Asynchronous IO in Scala with futures

F.X. picture F.X. · Oct 27, 2012 · Viewed 24.1k times · Source

Let's say I'm getting a (potentially big) list of images to download from some URLs. I'm using Scala, so what I would do is :

import scala.actors.Futures._

// Retrieve URLs from somewhere
val urls: List[String] = ...

// Download image (blocking operation)
val fimages: List[Future[...]] = urls.map (url => future { download url })

// Do something (display) when complete
fimages.foreach (_.foreach (display _))

I'm a bit new to Scala, so this still looks a little like magic to me :

  • Is this the right way to do it? Any alternatives if it is not?
  • If I have 100 images to download, will this create 100 threads at once, or will it use a thread pool?
  • Will the last instruction (display _) be executed on the main thread, and if not, how can I make sure it is?

Thanks for your advice!

Answer

Heather Miller picture Heather Miller · Oct 27, 2012

Use Futures in Scala 2.10. They were joint work between the Scala team, the Akka team, and Twitter to reach a more standardized future API and implementation for use across frameworks. We just published a guide at: http://docs.scala-lang.org/overviews/core/futures.html

Beyond being completely non-blocking (by default, though we provide the ability to do managed blocking operations) and composable, Scala's 2.10 futures come with an implicit thread pool to execute your tasks on, as well as some utilities to manage time outs.

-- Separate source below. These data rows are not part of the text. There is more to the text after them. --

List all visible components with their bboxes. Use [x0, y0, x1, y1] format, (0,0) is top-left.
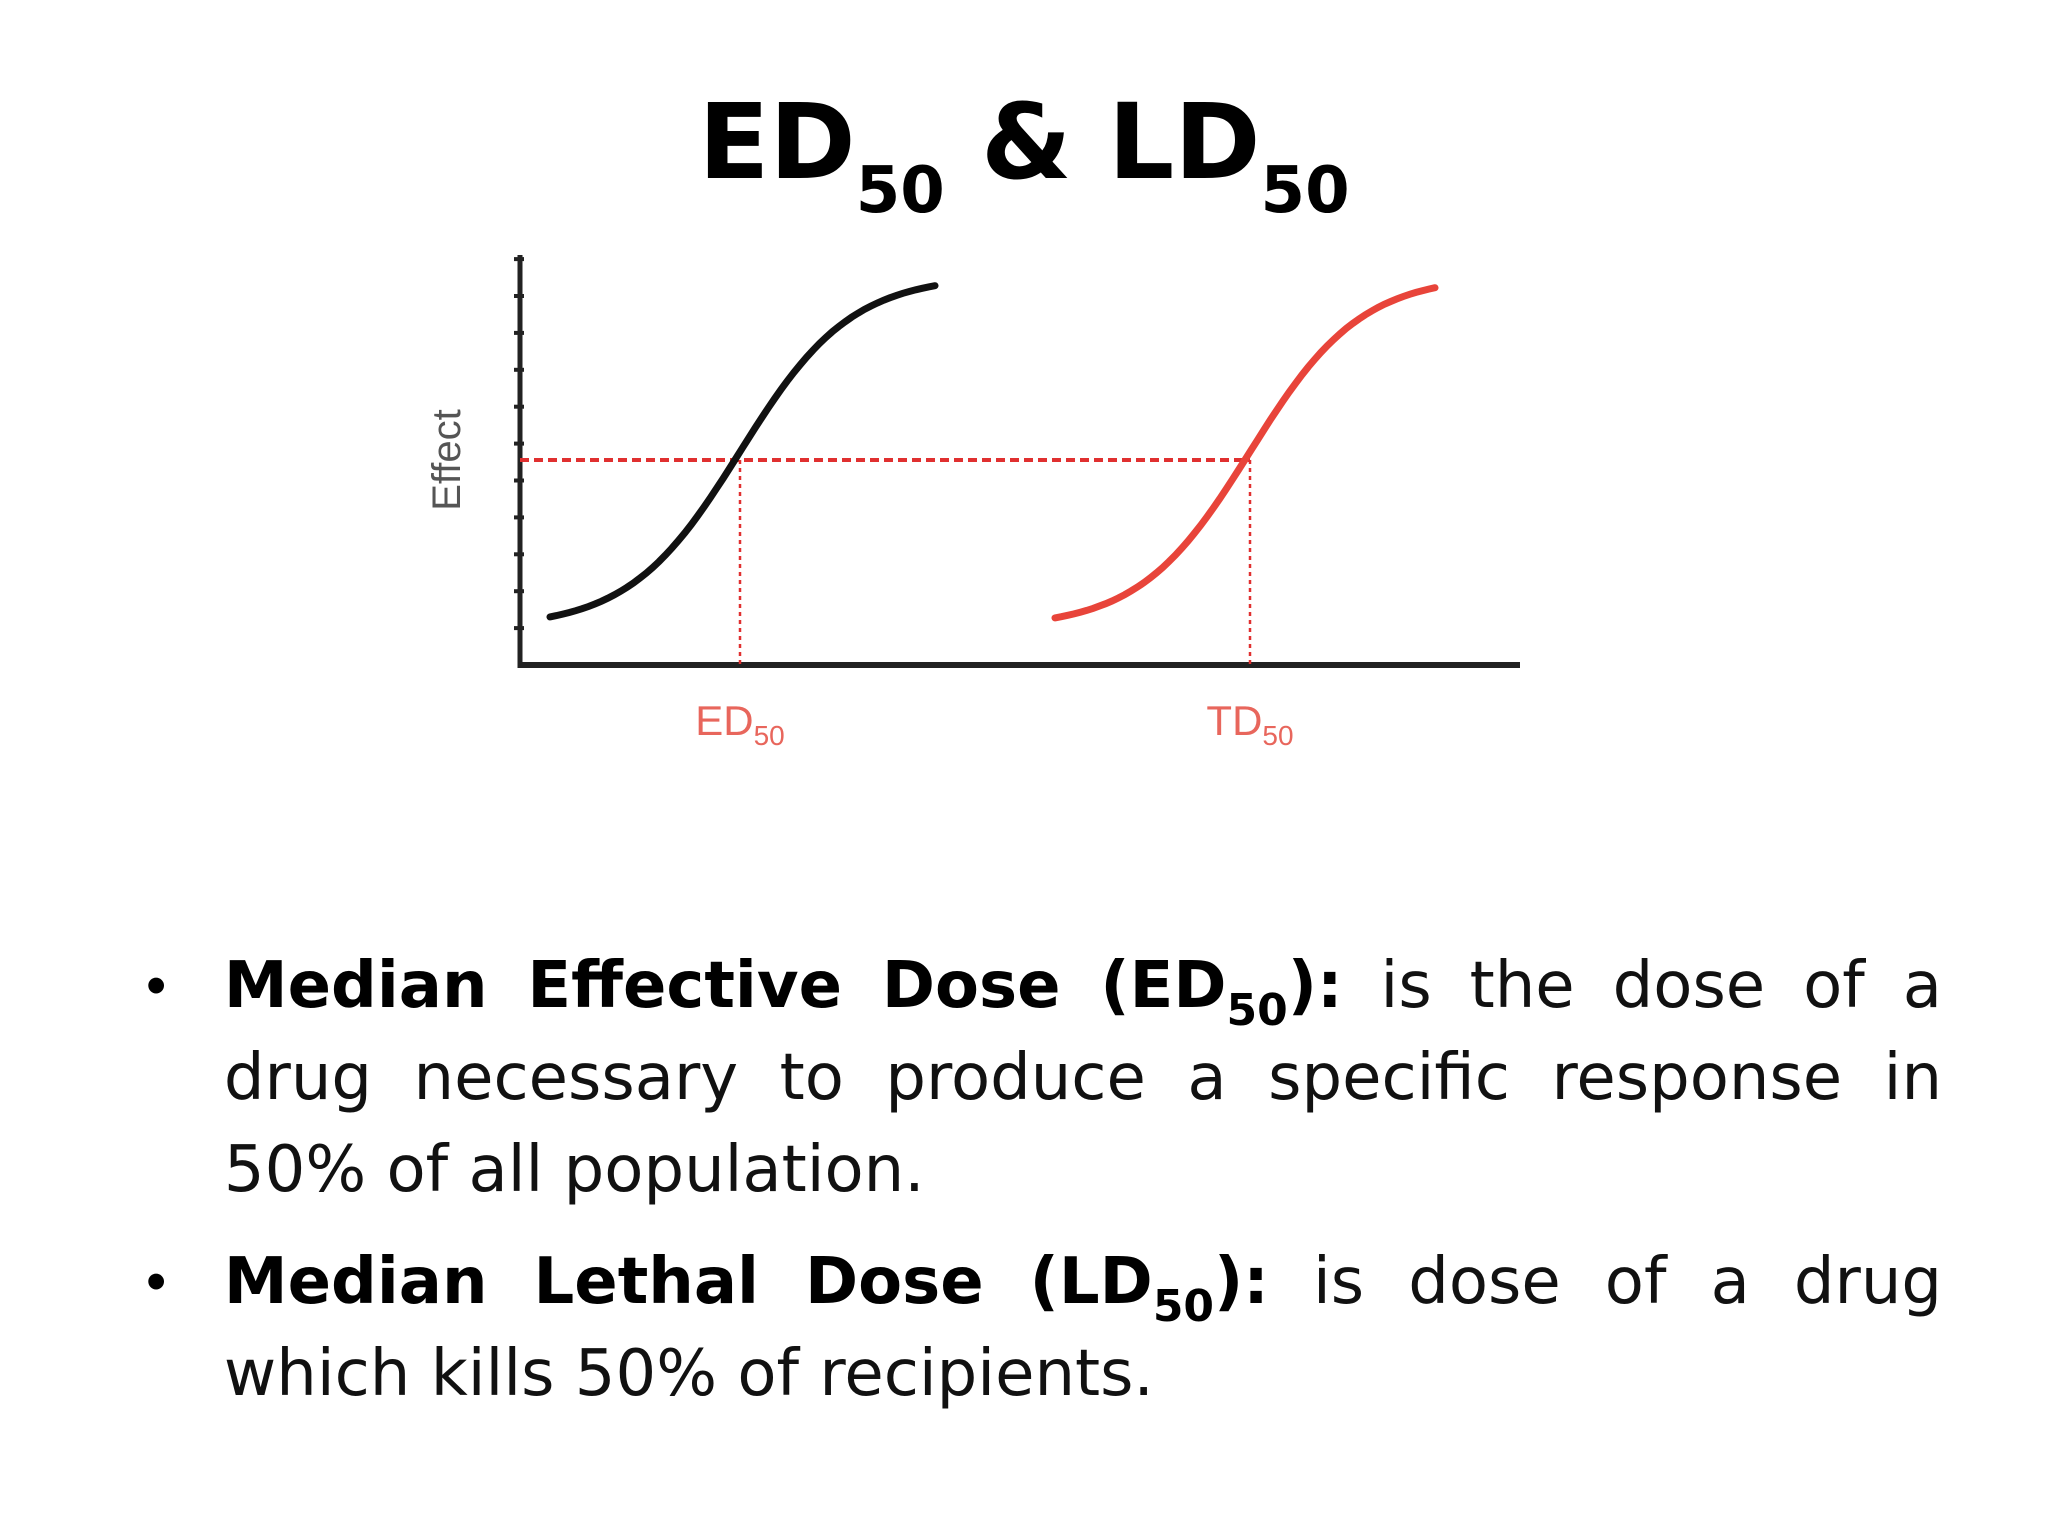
bullet-icon: • — [146, 953, 167, 1018]
effective-curve — [546, 282, 939, 621]
ld50-term-end: ): — [1214, 1245, 1269, 1319]
definitions-list: • Median Effective Dose (ED50): is the d… — [142, 940, 1942, 1440]
title-ld: LD — [1107, 81, 1261, 203]
ed50-term: Median Effective Dose (ED — [223, 949, 1227, 1023]
x-tick-labels: ED50 TD50 — [695, 697, 1293, 751]
x-tick-label-subscript: 50 — [1262, 720, 1293, 751]
bullet-icon: • — [146, 1249, 167, 1314]
title-ed: ED — [698, 81, 856, 203]
list-item: • Median Lethal Dose (LD50): is dose of … — [142, 1236, 1942, 1420]
title-ampersand: & — [944, 81, 1108, 203]
y-axis-label: Effect — [425, 409, 469, 511]
ed50-term-end: ): — [1287, 949, 1343, 1023]
ld50-term-subscript: 50 — [1152, 1281, 1215, 1332]
x-tick-label-base: ED — [695, 697, 753, 744]
x-tick-label: TD50 — [1206, 697, 1293, 751]
ed50-text: is the dose of a drug necessary to produ… — [223, 949, 1943, 1207]
list-item: • Median Effective Dose (ED50): is the d… — [142, 940, 1942, 1216]
ed50-term-subscript: 50 — [1226, 985, 1288, 1036]
ld50-definition: Median Lethal Dose (LD50): is dose of a … — [224, 1236, 1942, 1420]
x-tick-label-base: TD — [1206, 697, 1262, 744]
toxic-curve — [1051, 284, 1439, 622]
reference-lines — [520, 458, 1252, 665]
title-ed-subscript: 50 — [855, 154, 945, 228]
ed50-definition: Median Effective Dose (ED50): is the dos… — [224, 940, 1942, 1216]
ld50-term: Median Lethal Dose (LD — [223, 1245, 1153, 1319]
title-ld-subscript: 50 — [1260, 154, 1350, 228]
slide-title: ED50 & LD50 — [0, 80, 2048, 228]
x-tick-label-subscript: 50 — [754, 720, 785, 751]
ld50-text: is dose of a drug which kills 50% of rec… — [223, 1245, 1943, 1411]
x-tick-label: ED50 — [695, 697, 785, 751]
dose-response-chart: Effect ED50 TD50 — [425, 255, 1520, 751]
curves — [546, 282, 1439, 622]
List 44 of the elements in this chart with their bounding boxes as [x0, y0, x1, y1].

import scala.concurrent.{future, blocking, Future, Await, ExecutionContext.Implicits.global}
import scala.concurrent.duration._

// Retrieve URLs from somewhere
val urls: List[String] = ...

// Download image (blocking operation)
val imagesFuts: List[Future[...]] = urls.map {
  url => future { blocking { download url } }
}

// Do something (display) when complete
val futImages: Future[List[...]] = Future.sequence(imagesFuts)
Await.result(futImages, 10 seconds).foreach(display)

Above, we first import a number of things:

  • future: API for creating a future.
  • blocking: API for managed blocking.
  • Future: Future companion object which contains a number of useful methods for collections of futures.
  • Await: singleton object used for blocking on a future (transferring its result to the current thread).
  • ExecutionContext.Implicits.global: the default global thread pool, a ForkJoin pool.
  • duration._: utilities for managing durations for time outs.

imagesFuts remains largely the same as what you originally did- the only difference here is that we use managed blocking- blocking. It notifies the thread pool that the block of code you pass to it contains long-running or blocking operations. This allows the pool to temporarily spawn new workers to make sure that it never happens that all of the workers are blocked. This is done to prevent starvation (locking up the thread pool) in blocking applications. Note that the thread pool also knows when the code in a managed blocking block is complete- so it will remove the spare worker thread at that point, which means that the pool will shrink back down to its expected size.

(If you want to absolutely prevent additional threads from ever being created, then you ought to use an AsyncIO library, such as Java's NIO library.)

Then we use the collection methods of the Future companion object to convert imagesFuts from List[Future[...]] to a Future[List[...]].

The Await object is how we can ensure that display is executed on the calling thread-- Await.result simply forces the current thread to wait until the future that it is passed is completed. (This uses managed blocking internally.)